Given a decomposition, each process can perform serial FFTs along the non-decomposed dimensions. Then, to transform along the remaining dimensions, one has to redistribute (or transpose) data among MPI processes as shown in the image. The method is described in a bit more detail in the package documentation.

This kind of approach is commonly used in spectral methods that may use Fourier or Chebyshev expansions to decompose the solution of the governing equations. Applications in physics include solvers for the Navier–Stokes equations to describe fluid turbulence in periodic or wall-bounded domains, and for the Gross–Pitaevskii equation describing Bose–Einstein condensates. See also this very relevant discussion here on Discourse from a few years ago.

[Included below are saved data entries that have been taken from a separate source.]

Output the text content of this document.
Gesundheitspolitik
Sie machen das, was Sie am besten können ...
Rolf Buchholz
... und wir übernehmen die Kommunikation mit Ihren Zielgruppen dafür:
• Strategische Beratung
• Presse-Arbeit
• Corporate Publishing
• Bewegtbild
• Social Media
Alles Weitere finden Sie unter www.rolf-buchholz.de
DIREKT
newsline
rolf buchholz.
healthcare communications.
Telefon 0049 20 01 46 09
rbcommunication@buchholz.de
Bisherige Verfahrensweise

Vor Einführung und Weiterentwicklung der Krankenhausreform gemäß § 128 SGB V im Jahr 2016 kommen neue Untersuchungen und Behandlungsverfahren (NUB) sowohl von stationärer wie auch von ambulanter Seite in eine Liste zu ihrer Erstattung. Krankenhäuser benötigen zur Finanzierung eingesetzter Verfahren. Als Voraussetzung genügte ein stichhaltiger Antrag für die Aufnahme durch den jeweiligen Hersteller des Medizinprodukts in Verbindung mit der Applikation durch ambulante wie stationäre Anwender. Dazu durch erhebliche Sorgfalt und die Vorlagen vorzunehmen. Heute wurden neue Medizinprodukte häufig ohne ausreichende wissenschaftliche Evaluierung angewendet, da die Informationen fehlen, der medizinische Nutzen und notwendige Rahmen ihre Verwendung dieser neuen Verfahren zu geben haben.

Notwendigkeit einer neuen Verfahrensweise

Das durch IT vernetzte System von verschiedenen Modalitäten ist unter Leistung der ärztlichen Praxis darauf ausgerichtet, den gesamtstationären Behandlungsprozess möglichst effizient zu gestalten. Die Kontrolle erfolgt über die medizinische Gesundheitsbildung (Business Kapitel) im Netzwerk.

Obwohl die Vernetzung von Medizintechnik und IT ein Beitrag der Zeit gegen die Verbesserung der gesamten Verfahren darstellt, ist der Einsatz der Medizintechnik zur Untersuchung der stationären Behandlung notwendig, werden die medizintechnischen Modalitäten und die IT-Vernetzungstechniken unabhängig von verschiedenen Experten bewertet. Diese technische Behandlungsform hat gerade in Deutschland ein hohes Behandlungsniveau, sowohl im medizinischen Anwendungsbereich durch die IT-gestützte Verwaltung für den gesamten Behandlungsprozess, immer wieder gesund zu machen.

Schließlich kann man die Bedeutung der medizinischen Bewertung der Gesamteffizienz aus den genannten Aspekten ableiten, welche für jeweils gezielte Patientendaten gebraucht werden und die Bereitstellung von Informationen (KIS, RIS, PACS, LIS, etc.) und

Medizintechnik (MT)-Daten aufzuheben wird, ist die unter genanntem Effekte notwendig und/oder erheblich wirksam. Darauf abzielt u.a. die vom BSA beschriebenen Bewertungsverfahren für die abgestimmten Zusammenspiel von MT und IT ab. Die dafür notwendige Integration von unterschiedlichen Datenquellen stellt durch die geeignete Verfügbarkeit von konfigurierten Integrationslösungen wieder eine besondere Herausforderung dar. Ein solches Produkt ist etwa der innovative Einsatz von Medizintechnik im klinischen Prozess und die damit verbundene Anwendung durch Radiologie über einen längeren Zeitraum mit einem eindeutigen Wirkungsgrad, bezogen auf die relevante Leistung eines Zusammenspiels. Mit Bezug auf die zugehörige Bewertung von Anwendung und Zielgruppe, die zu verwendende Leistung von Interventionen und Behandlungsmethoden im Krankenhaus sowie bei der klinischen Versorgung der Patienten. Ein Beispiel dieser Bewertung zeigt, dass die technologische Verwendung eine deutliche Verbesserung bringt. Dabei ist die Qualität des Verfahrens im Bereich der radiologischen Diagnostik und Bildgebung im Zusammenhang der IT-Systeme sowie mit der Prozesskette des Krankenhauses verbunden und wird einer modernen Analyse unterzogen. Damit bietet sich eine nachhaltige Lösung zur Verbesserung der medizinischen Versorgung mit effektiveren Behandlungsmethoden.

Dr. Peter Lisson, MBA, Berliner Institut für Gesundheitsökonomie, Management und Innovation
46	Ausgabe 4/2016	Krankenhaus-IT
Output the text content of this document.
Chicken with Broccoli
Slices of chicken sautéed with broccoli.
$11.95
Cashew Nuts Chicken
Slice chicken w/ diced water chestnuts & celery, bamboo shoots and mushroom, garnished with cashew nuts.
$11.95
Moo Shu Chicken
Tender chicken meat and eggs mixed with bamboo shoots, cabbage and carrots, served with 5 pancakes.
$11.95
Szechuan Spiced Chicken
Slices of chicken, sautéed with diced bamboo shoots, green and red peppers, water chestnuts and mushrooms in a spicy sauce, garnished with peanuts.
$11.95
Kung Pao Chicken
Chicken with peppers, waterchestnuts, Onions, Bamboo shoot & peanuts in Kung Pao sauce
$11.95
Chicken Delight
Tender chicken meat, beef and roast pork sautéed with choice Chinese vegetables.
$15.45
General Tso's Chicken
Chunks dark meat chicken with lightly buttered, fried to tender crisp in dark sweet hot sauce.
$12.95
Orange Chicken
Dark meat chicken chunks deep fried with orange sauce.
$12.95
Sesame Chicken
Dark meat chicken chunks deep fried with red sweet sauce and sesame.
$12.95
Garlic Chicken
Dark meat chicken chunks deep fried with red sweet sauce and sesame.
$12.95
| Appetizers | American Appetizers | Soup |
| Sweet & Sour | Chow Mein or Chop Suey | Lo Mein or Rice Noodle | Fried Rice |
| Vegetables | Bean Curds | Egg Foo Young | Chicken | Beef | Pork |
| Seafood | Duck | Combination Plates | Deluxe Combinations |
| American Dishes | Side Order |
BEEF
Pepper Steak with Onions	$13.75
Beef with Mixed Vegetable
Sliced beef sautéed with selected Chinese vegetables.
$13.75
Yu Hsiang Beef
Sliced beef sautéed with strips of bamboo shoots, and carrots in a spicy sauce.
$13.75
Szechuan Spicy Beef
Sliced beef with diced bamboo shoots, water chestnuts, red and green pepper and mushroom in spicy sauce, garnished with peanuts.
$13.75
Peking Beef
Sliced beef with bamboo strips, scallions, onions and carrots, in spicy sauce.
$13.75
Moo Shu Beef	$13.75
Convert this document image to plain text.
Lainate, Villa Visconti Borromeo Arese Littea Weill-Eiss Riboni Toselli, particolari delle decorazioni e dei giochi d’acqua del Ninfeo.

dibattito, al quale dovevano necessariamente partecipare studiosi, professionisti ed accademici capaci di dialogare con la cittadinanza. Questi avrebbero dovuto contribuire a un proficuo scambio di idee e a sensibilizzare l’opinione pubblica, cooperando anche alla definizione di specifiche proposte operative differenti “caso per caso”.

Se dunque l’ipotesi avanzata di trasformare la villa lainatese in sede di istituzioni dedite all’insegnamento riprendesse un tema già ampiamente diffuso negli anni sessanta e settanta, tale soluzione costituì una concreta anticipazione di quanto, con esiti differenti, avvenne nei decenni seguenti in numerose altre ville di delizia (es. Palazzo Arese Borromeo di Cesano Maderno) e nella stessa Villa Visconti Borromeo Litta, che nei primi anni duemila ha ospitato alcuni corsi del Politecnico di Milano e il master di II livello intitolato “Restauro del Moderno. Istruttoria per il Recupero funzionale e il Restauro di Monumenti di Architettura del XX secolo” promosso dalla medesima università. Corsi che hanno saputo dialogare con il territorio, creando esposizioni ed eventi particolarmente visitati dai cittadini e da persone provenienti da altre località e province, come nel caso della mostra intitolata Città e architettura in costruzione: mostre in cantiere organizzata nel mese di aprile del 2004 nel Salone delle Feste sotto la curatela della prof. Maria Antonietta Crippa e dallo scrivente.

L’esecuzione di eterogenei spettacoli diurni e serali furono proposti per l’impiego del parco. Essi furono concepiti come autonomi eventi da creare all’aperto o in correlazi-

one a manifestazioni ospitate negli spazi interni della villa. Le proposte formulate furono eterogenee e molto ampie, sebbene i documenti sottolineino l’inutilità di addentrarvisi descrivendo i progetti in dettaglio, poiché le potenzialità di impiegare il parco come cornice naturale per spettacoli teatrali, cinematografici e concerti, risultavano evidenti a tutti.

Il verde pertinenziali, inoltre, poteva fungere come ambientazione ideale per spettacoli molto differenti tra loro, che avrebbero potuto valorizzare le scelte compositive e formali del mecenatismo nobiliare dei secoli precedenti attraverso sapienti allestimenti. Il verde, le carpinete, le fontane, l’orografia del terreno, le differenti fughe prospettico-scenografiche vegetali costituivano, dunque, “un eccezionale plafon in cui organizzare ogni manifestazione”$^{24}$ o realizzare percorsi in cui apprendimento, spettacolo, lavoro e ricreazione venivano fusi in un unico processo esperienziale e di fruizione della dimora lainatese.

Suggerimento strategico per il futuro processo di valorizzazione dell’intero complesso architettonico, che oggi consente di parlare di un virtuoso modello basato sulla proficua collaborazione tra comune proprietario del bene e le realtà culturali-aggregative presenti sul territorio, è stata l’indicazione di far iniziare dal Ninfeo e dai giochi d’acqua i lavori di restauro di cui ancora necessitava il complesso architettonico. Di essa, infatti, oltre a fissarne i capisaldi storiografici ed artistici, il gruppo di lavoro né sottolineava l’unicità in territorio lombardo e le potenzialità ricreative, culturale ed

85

As shown in the benchmarks, the performance and scalability of PencilFFTs are close to those displayed by the P3DFFT library written in Fortran, which is probably the most popular library providing FFTs with pencil decomposition. Further performance improvements are possible and will likely arrive in the near future.

The implementation of PencilFFTs is generic in the sense that it can work efficiently with geometries of arbitrary dimension. Moreover, one can choose among all transforms supported by FFTW.jl, including complex-to-complex, real-to-complex and real-to-real transforms. It’s also possible to combine different transforms along each dimension.

The parallel FFT functionality is implemented on top of a Pencils module that can also be used by itself, e.g. if one only wants to conveniently deal with MPI-distributed arrays without needing FFTs. I’m considering making this module a separate package. Further functionality that I’d like to associate to this module include exchange of ghost cells between neighbouring MPI processes, and parallel I/O using HDF5.jl.

More details are available in the documentation, including a tutorial and a few more examples.

15 Likes

:heart: :heart: :heart: :heart:

That’ is fantastic news. I can’t wait to try it out!

That’s awesome, thanks for doing this! I might have an use for it in the near future.

  • Can you comment on the difference between this approach and the one used in the MPI mode of FFTW? (sorry if this is very naive)
  • Although having a pure julia solution is of course the best solution, I guess linking to a binary P3DFFT is also an option? Any advantages for users in doing the former?
  • It looks like you’ve been able to run this on a large number of nodes. How has your experience been doing that?

Great! I hope it can be useful.

Can you comment on the difference between this approach and the one used in the MPI mode of FFTW? (sorry if this is very naive)

The difference is that the MPI FFTW routines can only perform 1D decomposition, which means that you’re more limited in the number of MPI processes that you can use. For instance, if you have 512^3 grid points, you can use up to 512 MPI processes. Of course, in this case you can combine threads and MPI if you want to go beyond. This is what many people do and it works pretty well.

Although having a pure julia solution is of course the best solution, I guess linking to a binary P3DFFT is also an option? Any advantages for users in doing the former?

I guess you could do that, but I have no idea how that would play with MPI.jl, which currently wraps the MPI C API. Also, the functionality of the Fortran P3DFFT is more limited, and for example it cannot do complex-to-complex transforms. I can’t say a lot about other libraries, only that I tried the more recent C++ version of P3DFFT, which has more functionality, and I didn’t have a very good experience. Actually my first benchmarks were done against that version…

It looks like you’ve been able to run this on a large number of nodes. How has your experience been doing that?

I had the same issues that other people have encountered, related to the fact that when you launch Julia with MPI, all processes precompile the same code, and there are race conditions and some other issues. As suggested in one of those threads, I ended up running Julia with --compiled-modules=no to workaround the issue. It’s not ideal, but it works. You can also take a look at the SLURM submitting script that I used for the benchmarks.